School’s out for summer,
School’s out with fever,
School’s out completely.”
— Alice Cooper, “School’s Out”
The first day of the rest of the lives of northeast Alabama’s high-school graduates has arrived. Let’s encourage these former students to enjoy it while they can.
They’ve earned it.
In Alabama, graduating from high school is no insignificant matter. The state’s dropout rates and graduation rates are notoriously unacceptable, particularly in rural and low-income areas. Examples of that problem dot this side of the state’s map like a teenager’s pinup board.
If anything, that’s reason enough to wildly cheer those students who will spend the coming summer months resting from their senior year’s final exams and preparing for the next phase of their lives. As illustrated recently in The Star, there are plenty success stories to pick from; Mario Reed, who set a wonderful example for educational perseverance by returning to school to earn his Anniston High diploma at age 33, is no doubt atop that list.
Granted, it is an extremely difficult time to enter the adult world. The lingering effects of the Great Recession still permeate virtually all conversations. Jobs are scarce, incomes are stagnant or reduced, unemployment is high, options aren’t bountiful.
Thus, these new high-school graduates will get an early — and perhaps harsh — look at adult life in this part of American history. They and their families should be prepared.
For those going to college, it’s all about money — for tuition and earning potential following their next graduation day. Tuition at most Alabama universities has risen dramatically in recent years, which burdens low- and middle-income families and puts a premium on earning scholarships.
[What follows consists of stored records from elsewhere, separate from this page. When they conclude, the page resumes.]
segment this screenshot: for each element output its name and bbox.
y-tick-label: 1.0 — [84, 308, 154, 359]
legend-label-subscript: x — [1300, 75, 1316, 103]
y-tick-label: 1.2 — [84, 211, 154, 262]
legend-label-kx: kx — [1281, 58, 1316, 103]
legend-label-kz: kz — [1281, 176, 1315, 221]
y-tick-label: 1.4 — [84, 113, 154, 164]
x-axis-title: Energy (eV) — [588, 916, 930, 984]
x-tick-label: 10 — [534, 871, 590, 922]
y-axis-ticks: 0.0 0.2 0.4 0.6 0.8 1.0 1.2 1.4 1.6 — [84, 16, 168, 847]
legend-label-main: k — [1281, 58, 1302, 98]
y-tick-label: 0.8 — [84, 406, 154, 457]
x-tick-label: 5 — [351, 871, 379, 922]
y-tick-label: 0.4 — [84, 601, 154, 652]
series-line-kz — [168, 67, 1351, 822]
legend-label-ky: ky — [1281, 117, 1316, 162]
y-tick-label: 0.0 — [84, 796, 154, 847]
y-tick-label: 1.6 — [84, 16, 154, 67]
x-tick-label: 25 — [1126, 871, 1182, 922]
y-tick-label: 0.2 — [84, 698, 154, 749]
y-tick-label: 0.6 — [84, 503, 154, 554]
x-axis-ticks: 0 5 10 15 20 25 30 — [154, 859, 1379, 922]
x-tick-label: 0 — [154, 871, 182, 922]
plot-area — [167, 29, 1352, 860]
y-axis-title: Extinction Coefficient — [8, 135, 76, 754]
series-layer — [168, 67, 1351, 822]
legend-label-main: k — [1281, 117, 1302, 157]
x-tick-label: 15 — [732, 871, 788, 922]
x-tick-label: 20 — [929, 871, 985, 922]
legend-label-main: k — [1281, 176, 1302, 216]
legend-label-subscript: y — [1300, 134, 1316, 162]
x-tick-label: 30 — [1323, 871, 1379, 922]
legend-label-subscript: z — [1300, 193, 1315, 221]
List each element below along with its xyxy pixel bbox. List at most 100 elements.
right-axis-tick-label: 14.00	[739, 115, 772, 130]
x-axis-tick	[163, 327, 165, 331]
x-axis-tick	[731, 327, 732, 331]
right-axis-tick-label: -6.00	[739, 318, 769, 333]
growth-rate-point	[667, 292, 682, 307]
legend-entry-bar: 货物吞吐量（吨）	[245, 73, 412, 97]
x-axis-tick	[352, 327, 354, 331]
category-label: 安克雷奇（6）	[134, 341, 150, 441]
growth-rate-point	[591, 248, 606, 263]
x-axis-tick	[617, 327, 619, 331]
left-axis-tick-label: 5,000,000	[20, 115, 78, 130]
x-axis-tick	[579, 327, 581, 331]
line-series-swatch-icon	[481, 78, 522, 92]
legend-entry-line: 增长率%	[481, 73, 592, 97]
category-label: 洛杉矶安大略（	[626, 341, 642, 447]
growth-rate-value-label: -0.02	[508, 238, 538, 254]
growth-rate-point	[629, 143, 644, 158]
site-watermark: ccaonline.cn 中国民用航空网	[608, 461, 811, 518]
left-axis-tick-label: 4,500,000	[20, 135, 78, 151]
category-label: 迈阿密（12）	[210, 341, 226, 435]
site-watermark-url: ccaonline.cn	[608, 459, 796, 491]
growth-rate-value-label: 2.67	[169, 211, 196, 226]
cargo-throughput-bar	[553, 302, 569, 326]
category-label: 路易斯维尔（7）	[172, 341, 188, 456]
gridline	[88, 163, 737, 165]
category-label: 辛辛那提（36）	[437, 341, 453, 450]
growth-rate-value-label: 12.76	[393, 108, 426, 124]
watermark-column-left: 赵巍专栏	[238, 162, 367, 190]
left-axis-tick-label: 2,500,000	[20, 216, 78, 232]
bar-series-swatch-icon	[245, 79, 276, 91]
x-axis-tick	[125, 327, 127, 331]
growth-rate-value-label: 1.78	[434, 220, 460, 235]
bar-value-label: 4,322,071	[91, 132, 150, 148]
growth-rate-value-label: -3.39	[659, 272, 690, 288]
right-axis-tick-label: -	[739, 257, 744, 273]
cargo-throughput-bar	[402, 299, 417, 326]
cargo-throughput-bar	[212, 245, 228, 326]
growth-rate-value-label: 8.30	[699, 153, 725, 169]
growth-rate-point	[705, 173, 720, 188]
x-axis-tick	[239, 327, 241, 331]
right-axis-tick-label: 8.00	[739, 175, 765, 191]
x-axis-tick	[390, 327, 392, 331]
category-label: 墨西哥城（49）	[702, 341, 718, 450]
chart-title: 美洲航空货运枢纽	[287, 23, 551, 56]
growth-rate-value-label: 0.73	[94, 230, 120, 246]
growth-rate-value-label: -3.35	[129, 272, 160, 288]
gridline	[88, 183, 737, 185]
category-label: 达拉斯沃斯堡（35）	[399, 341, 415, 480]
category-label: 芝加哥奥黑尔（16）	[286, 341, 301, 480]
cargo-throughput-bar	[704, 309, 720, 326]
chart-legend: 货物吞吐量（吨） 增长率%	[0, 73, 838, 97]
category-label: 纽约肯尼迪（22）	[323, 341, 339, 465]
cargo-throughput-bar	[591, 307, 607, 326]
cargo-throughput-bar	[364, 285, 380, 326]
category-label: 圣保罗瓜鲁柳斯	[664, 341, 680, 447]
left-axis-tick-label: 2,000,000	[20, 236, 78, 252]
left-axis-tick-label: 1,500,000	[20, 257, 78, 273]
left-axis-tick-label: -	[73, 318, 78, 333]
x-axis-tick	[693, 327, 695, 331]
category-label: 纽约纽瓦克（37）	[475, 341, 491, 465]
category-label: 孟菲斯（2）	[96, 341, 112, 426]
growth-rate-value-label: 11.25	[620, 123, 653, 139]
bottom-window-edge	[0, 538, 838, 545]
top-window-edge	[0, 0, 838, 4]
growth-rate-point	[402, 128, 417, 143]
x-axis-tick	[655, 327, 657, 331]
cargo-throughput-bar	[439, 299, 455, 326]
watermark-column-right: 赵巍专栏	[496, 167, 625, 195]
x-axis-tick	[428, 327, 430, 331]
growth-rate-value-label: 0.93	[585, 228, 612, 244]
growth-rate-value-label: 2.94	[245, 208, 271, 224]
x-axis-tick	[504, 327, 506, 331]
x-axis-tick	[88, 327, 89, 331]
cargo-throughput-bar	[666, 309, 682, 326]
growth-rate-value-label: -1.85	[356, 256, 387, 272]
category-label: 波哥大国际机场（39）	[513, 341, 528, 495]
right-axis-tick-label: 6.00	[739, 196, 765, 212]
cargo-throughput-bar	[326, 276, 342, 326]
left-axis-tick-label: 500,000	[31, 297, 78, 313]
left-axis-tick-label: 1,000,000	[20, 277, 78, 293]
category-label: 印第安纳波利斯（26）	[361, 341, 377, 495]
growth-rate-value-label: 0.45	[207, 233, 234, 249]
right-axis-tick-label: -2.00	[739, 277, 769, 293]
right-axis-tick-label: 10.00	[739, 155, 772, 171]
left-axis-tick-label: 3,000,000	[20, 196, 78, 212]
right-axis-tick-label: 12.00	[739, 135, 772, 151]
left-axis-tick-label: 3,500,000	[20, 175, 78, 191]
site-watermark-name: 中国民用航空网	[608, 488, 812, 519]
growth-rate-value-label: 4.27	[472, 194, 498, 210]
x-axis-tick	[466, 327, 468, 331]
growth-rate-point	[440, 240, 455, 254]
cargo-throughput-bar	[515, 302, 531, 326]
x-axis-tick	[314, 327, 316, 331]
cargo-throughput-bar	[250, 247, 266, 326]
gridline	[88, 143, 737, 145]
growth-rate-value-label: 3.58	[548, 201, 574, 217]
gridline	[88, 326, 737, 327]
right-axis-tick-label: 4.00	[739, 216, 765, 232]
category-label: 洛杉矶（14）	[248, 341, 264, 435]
Unfortunately, those tuition increases also put a four-year college education out of reach of far too many Alabamians who can’t afford such exorbitant fees. One of this state’s worst blights is the low affordability of college education at its public universities.
That’s a reality of which thousands of this week’s high school graduates are surely already aware.
For those entering the work force, good luck. The scarcity of jobs remains pronounced. The good news is Calhoun County’s unemployment rate has fallen this spring. The flip side is it remains in double digits — 10.4 percent — which means recent graduates needing a paycheck have no choice but to compete against a tide of jobless yet experienced workers.
All this real-world seriousness can be overwhelming for 18-year-olds. That’s why we urge families to wrap themselves around these newly minted graduates and shepherd them through these frightening, exhilarating days.
What they have accomplished is real. It can’t be taken away. A high-school diploma is the first of many steps to becoming productive Alabamians.
What’s important now is what they do with their lives’ next phase. Wise choices, strong work ethics and a little humor will do them well as they enter adulthood.